Pour la première fois, je promenai mon regard dans la pièce qui était sobrement meublé. Un mignon bébé dormait à poings fermés dans un berceau placé à côté du lit dans lequel Patricia était couchée. Je reportai les yeux sur Patricia qui souriait faiblement. Son regard se voilait. Je sentais qu’elle s’en allait.

-       Je l’ai appelé Elayane maman. Tu as une deuxième chance. Promets-moi que tu t’occuperas de lui…promets-le moi !

-       Je te le promets chérie, lui répondis-je en reprenant sa main dans les miennes.

-       Je …t’aime…maman…

-       Je t’aime mon cœur…

En utilisant sans doute tout ce qui lui restait comme force, Patricia leva la main et essuya les larmes qui coulaient sur ma joue droite avant que sa main ne retombât lentement sur le lit. Comme s’il avait senti que sa mère s’en était allé, le bébé se mit à pleurer dans son berceau.
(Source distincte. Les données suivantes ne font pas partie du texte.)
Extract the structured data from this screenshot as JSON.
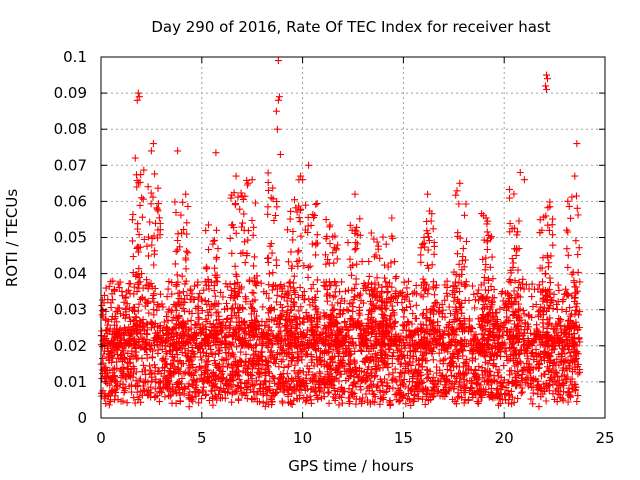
{
  "chart_data": {
    "type": "scatter",
    "title": "Day 290 of 2016, Rate Of TEC Index for receiver hast",
    "xlabel": "GPS time / hours",
    "ylabel": "ROTI / TECUs",
    "xlim": [
      0,
      25
    ],
    "ylim": [
      0,
      0.1
    ],
    "grid": true,
    "marker": "+",
    "color": "#ff0000",
    "xticks": [
      0,
      5,
      10,
      15,
      20,
      25
    ],
    "xtick_labels": [
      "0",
      "5",
      "10",
      "15",
      "20",
      "25"
    ],
    "yticks": [
      0,
      0.01,
      0.02,
      0.03,
      0.04,
      0.05,
      0.06,
      0.07,
      0.08,
      0.09,
      0.1
    ],
    "ytick_labels": [
      "0",
      "0.01",
      "0.02",
      "0.03",
      "0.04",
      "0.05",
      "0.06",
      "0.07",
      "0.08",
      "0.09",
      "0.1"
    ],
    "data_x_range": [
      0,
      23.75
    ],
    "baseline_band": [
      0.005,
      0.025
    ],
    "outliers": [
      {
        "x": 1.8,
        "y": 0.088
      },
      {
        "x": 1.85,
        "y": 0.09
      },
      {
        "x": 1.9,
        "y": 0.089
      },
      {
        "x": 2.6,
        "y": 0.076
      },
      {
        "x": 2.5,
        "y": 0.074
      },
      {
        "x": 1.7,
        "y": 0.072
      },
      {
        "x": 3.8,
        "y": 0.074
      },
      {
        "x": 5.7,
        "y": 0.0735
      },
      {
        "x": 8.8,
        "y": 0.099
      },
      {
        "x": 8.85,
        "y": 0.089
      },
      {
        "x": 8.8,
        "y": 0.088
      },
      {
        "x": 8.75,
        "y": 0.08
      },
      {
        "x": 8.7,
        "y": 0.085
      },
      {
        "x": 8.9,
        "y": 0.073
      },
      {
        "x": 10.3,
        "y": 0.07
      },
      {
        "x": 9.9,
        "y": 0.067
      },
      {
        "x": 10.0,
        "y": 0.066
      },
      {
        "x": 12.6,
        "y": 0.062
      },
      {
        "x": 17.8,
        "y": 0.065
      },
      {
        "x": 16.2,
        "y": 0.062
      },
      {
        "x": 20.8,
        "y": 0.068
      },
      {
        "x": 21.0,
        "y": 0.066
      },
      {
        "x": 22.1,
        "y": 0.095
      },
      {
        "x": 22.15,
        "y": 0.094
      },
      {
        "x": 22.05,
        "y": 0.092
      },
      {
        "x": 22.1,
        "y": 0.091
      },
      {
        "x": 23.6,
        "y": 0.076
      },
      {
        "x": 23.5,
        "y": 0.067
      },
      {
        "x": 6.7,
        "y": 0.067
      },
      {
        "x": 7.5,
        "y": 0.066
      },
      {
        "x": 4.2,
        "y": 0.062
      }
    ],
    "activity_peaks": [
      {
        "x": 1.9,
        "y": 0.07
      },
      {
        "x": 2.6,
        "y": 0.068
      },
      {
        "x": 4.0,
        "y": 0.06
      },
      {
        "x": 5.5,
        "y": 0.056
      },
      {
        "x": 6.7,
        "y": 0.064
      },
      {
        "x": 7.4,
        "y": 0.066
      },
      {
        "x": 8.6,
        "y": 0.068
      },
      {
        "x": 9.6,
        "y": 0.066
      },
      {
        "x": 10.4,
        "y": 0.06
      },
      {
        "x": 11.4,
        "y": 0.055
      },
      {
        "x": 12.6,
        "y": 0.058
      },
      {
        "x": 13.6,
        "y": 0.052
      },
      {
        "x": 14.3,
        "y": 0.056
      },
      {
        "x": 16.2,
        "y": 0.058
      },
      {
        "x": 17.8,
        "y": 0.064
      },
      {
        "x": 19.2,
        "y": 0.058
      },
      {
        "x": 20.6,
        "y": 0.064
      },
      {
        "x": 22.1,
        "y": 0.06
      },
      {
        "x": 23.4,
        "y": 0.062
      }
    ]
  }
}
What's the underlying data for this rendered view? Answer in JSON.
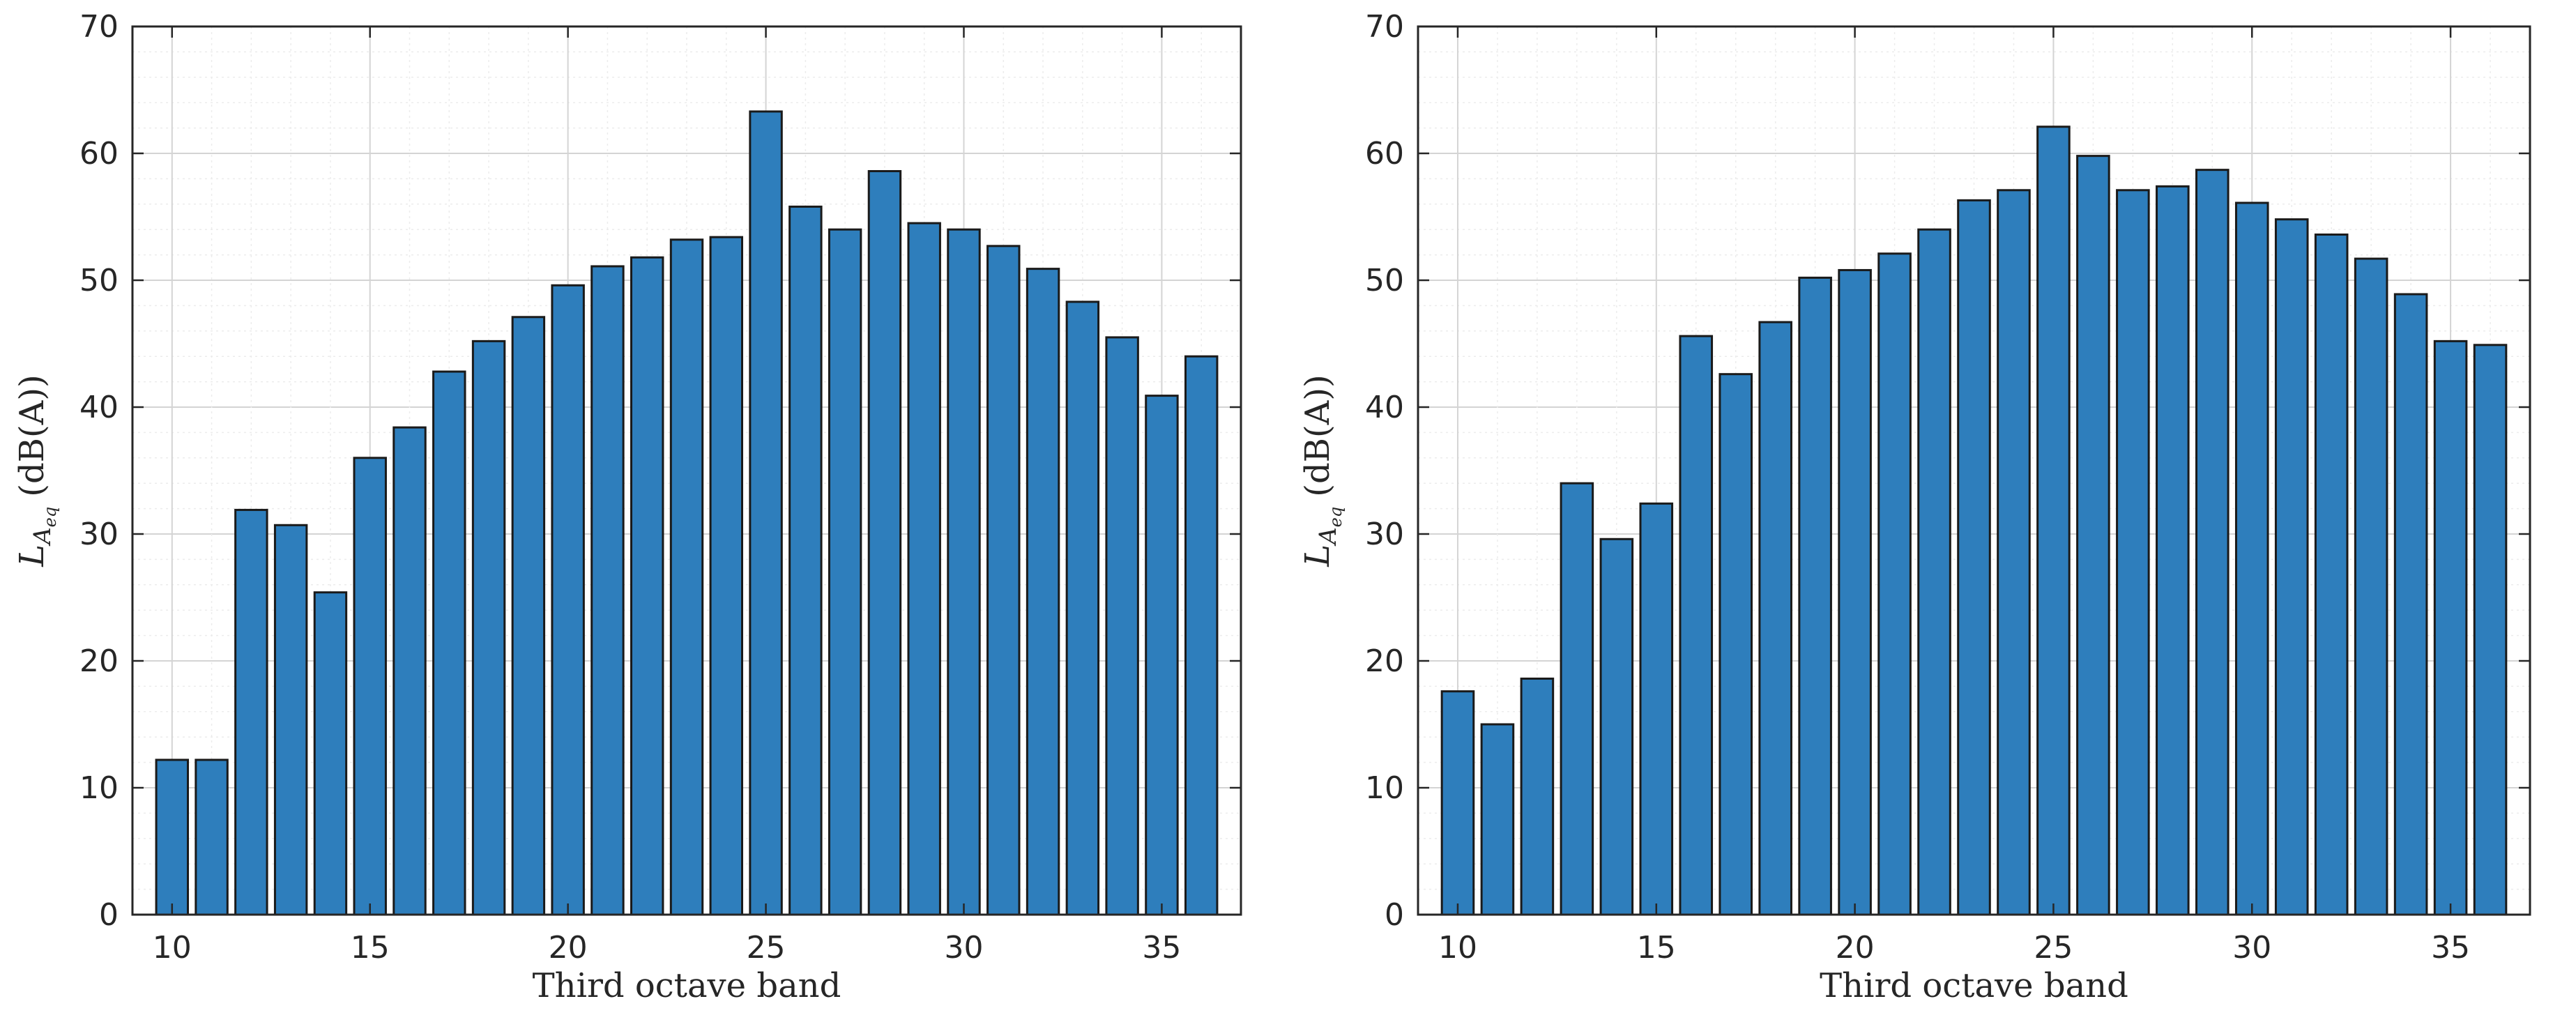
{
  "chart_data": [
    {
      "type": "bar",
      "x": [
        10,
        11,
        12,
        13,
        14,
        15,
        16,
        17,
        18,
        19,
        20,
        21,
        22,
        23,
        24,
        25,
        26,
        27,
        28,
        29,
        30,
        31,
        32,
        33,
        34,
        35,
        36
      ],
      "values": [
        12.2,
        12.2,
        31.9,
        30.7,
        25.4,
        36.0,
        38.4,
        42.8,
        45.2,
        47.1,
        49.6,
        51.1,
        51.8,
        53.2,
        53.4,
        63.3,
        55.8,
        54.0,
        58.6,
        54.5,
        54.0,
        52.7,
        50.9,
        48.3,
        45.5,
        40.9,
        44.0
      ],
      "xlabel": "Third octave band",
      "ylabel": "L_{A_{eq}} (dB(A))",
      "ylabel_main": "L",
      "ylabel_sub": "A",
      "ylabel_subsub": "eq",
      "ylabel_units": "(dB(A))",
      "xlim": [
        9,
        37
      ],
      "ylim": [
        0,
        70
      ],
      "xticks": [
        10,
        15,
        20,
        25,
        30,
        35
      ],
      "yticks": [
        0,
        10,
        20,
        30,
        40,
        50,
        60,
        70
      ],
      "grid": true,
      "bar_color": "#2e7ebc"
    },
    {
      "type": "bar",
      "x": [
        10,
        11,
        12,
        13,
        14,
        15,
        16,
        17,
        18,
        19,
        20,
        21,
        22,
        23,
        24,
        25,
        26,
        27,
        28,
        29,
        30,
        31,
        32,
        33,
        34,
        35,
        36
      ],
      "values": [
        17.6,
        15.0,
        18.6,
        34.0,
        29.6,
        32.4,
        45.6,
        42.6,
        46.7,
        50.2,
        50.8,
        52.1,
        54.0,
        56.3,
        57.1,
        62.1,
        59.8,
        57.1,
        57.4,
        58.7,
        56.1,
        54.8,
        53.6,
        51.7,
        48.9,
        45.2,
        44.9
      ],
      "xlabel": "Third octave band",
      "ylabel": "L_{A_{eq}} (dB(A))",
      "ylabel_main": "L",
      "ylabel_sub": "A",
      "ylabel_subsub": "eq",
      "ylabel_units": "(dB(A))",
      "xlim": [
        9,
        37
      ],
      "ylim": [
        0,
        70
      ],
      "xticks": [
        10,
        15,
        20,
        25,
        30,
        35
      ],
      "yticks": [
        0,
        10,
        20,
        30,
        40,
        50,
        60,
        70
      ],
      "grid": true,
      "bar_color": "#2e7ebc"
    }
  ]
}
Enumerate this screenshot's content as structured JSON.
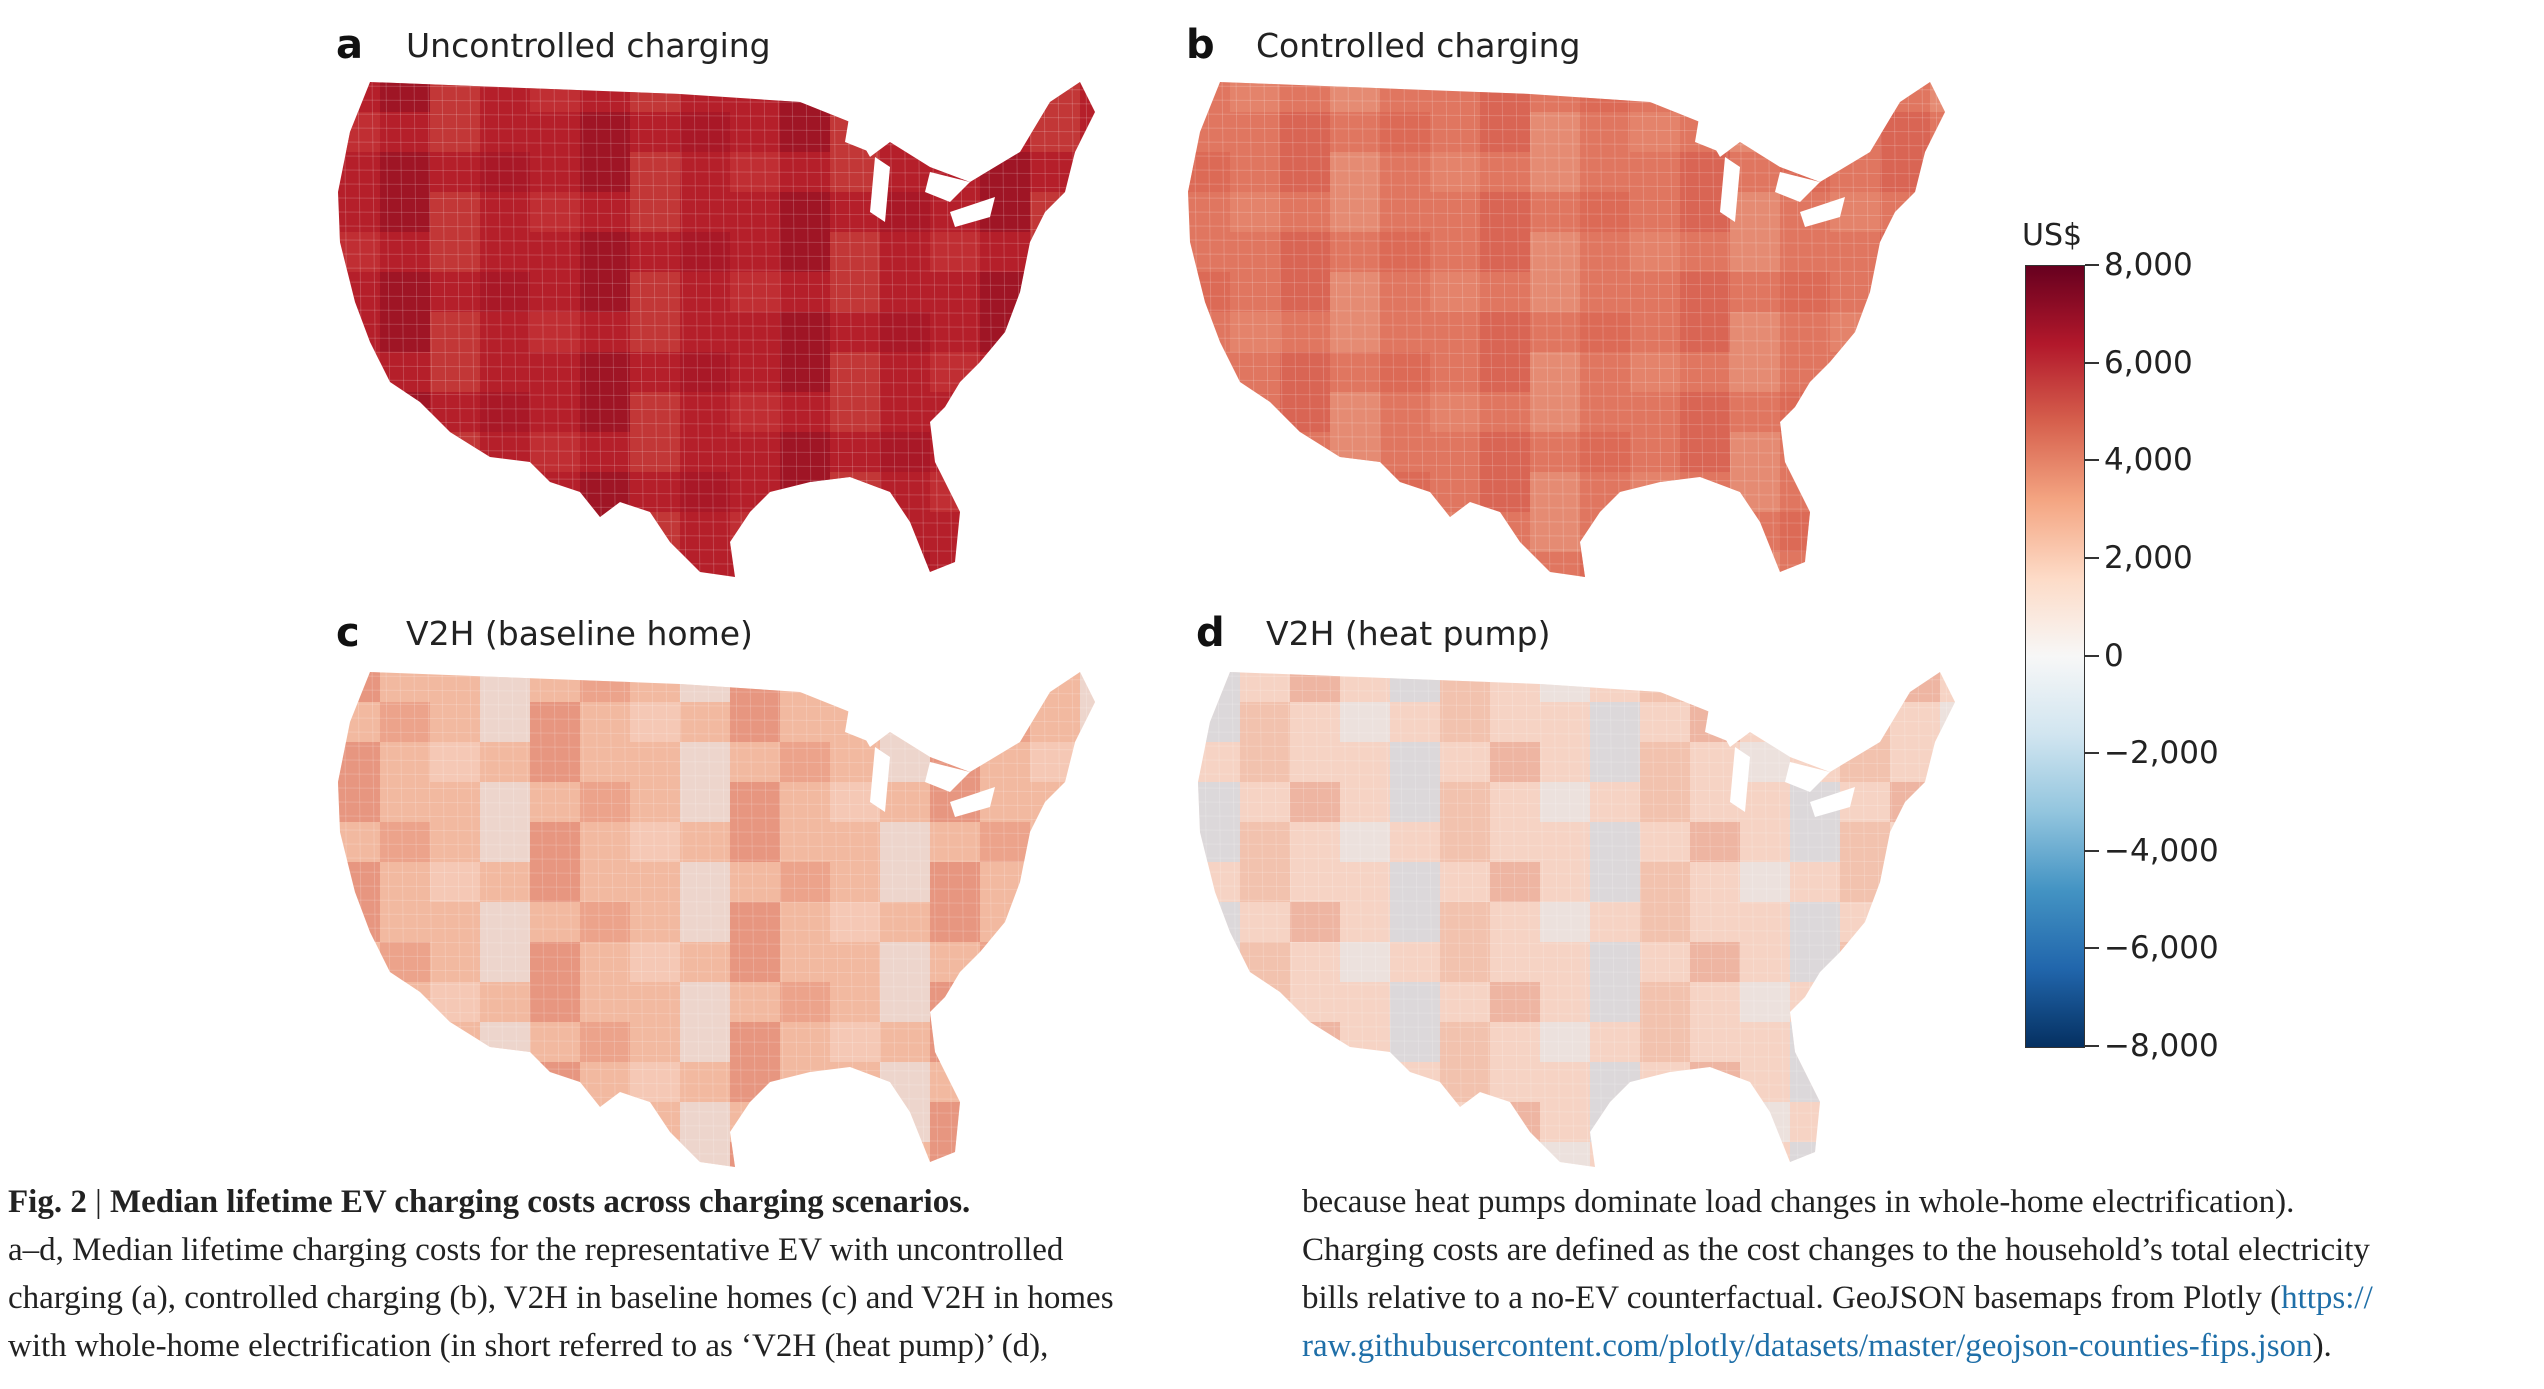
{
  "figure": {
    "panels": [
      {
        "letter": "a",
        "title": "Uncontrolled charging",
        "fill": "#b51f2a",
        "accents": [
          "#9f1224",
          "#c93a3a",
          "#8c0d20",
          "#cc4b42"
        ]
      },
      {
        "letter": "b",
        "title": "Controlled charging",
        "fill": "#e07660",
        "accents": [
          "#d9604f",
          "#e88e75",
          "#d4574a",
          "#ea9c83"
        ]
      },
      {
        "letter": "c",
        "title": "V2H (baseline home)",
        "fill": "#f2b9a0",
        "accents": [
          "#e8917a",
          "#f7d6c6",
          "#e9edf0",
          "#df7a66"
        ]
      },
      {
        "letter": "d",
        "title": "V2H (heat pump)",
        "fill": "#f6d3c4",
        "accents": [
          "#e89c86",
          "#e3edf3",
          "#c6ddec",
          "#efb49c"
        ]
      }
    ],
    "colorbar": {
      "unit": "US$",
      "ticks": [
        "8,000",
        "6,000",
        "4,000",
        "2,000",
        "0",
        "−2,000",
        "−4,000",
        "−6,000",
        "−8,000"
      ],
      "colors": [
        "#67001f",
        "#b2182b",
        "#d6604d",
        "#f4a582",
        "#fddbc7",
        "#f7f7f7",
        "#d1e5f0",
        "#92c5de",
        "#4393c3",
        "#2166ac",
        "#053061"
      ]
    },
    "caption": {
      "fig_label": "Fig. 2",
      "separator": " | ",
      "heading": "Median lifetime EV charging costs across charging scenarios.",
      "left_lines": [
        "a–d, Median lifetime charging costs for the representative EV with uncontrolled",
        "charging (a), controlled charging (b), V2H in baseline homes (c) and V2H in homes",
        "with whole-home electrification (in short referred to as ‘V2H (heat pump)’ (d),"
      ],
      "right_lines": [
        "because heat pumps dominate load changes in whole-home electrification).",
        "Charging costs are defined as the cost changes to the household’s total electricity",
        "bills relative to a no-EV counterfactual. GeoJSON basemaps from Plotly ("
      ],
      "link_part1": "https://",
      "link_part2": "raw.githubusercontent.com/plotly/datasets/master/geojson-counties-fips.json",
      "end_text": ")."
    }
  }
}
Ce n’est qu’une quinzaine de minutes plus tard que les infirmières alertées par les cris d’Elayane n’entrèrent dans la pièce pour me découvrir affalée sur le corps de Patricia, pleurant toutes les larmes de mon corps.

Plus tard, j’appris de la Mère Chantal, que Patricia était devenue une animatrice du centre et qu’elle s’était fait violer un soir alors qu’elle partait faire une commission. Elle avait décidé de porter l’enfant et de l’élever toute seule. De toute façon, elle n’aurait pu identifier son agresseur et n’aurait assurément pas vécu avec lui. A presque neuf mois de grossesse, Patricia s’était fait renverser par une voiture en volant au secours d’une fillette de trois ans qui traversait la voie devant le centre d’accueil. Les modestes moyens de l’hôpital ne leur avait pas permis de les sauver elle et son bébé.

Ce jour-là j’avais fait un serment à ma fille, celui de prendre soin de son enfant, mon petit-fils. Elle m’avait offert une deuxième chance que je ne méritais pas et j’étais décidée à l’élever avec tout l’amour qu’il fallait. C’est pourquoi quand Elayane m’avait appelé cette nuit fatale, j’ai volé sans hésiter à son secours. Je ne permettrai plus jamais que les miens souffrent. Plus jamais !

Retour au présent

Oui le seigneur a entendu mes prières. Mon petit-mari rentre dans une semaine ! Je me levai de mon lit aussi vite que me le permettaient mes articulations fatiguées. Elayane sera bientôt à la maison. Il faut que je prépare tout pour son arrivée. Il ne doit manquer de rien. Je superviserai tout moi-même. J’ai tellement hâte de le serrer dans mes bras et qui sait peut-être a-t’il fini par tourner la page. Peut-être m’annoncera-t’il une bonne nouvelle ? J’aimerais bien qu’il puisse avoir une famille qui pourra lui donner l’affection dont il a tant besoin.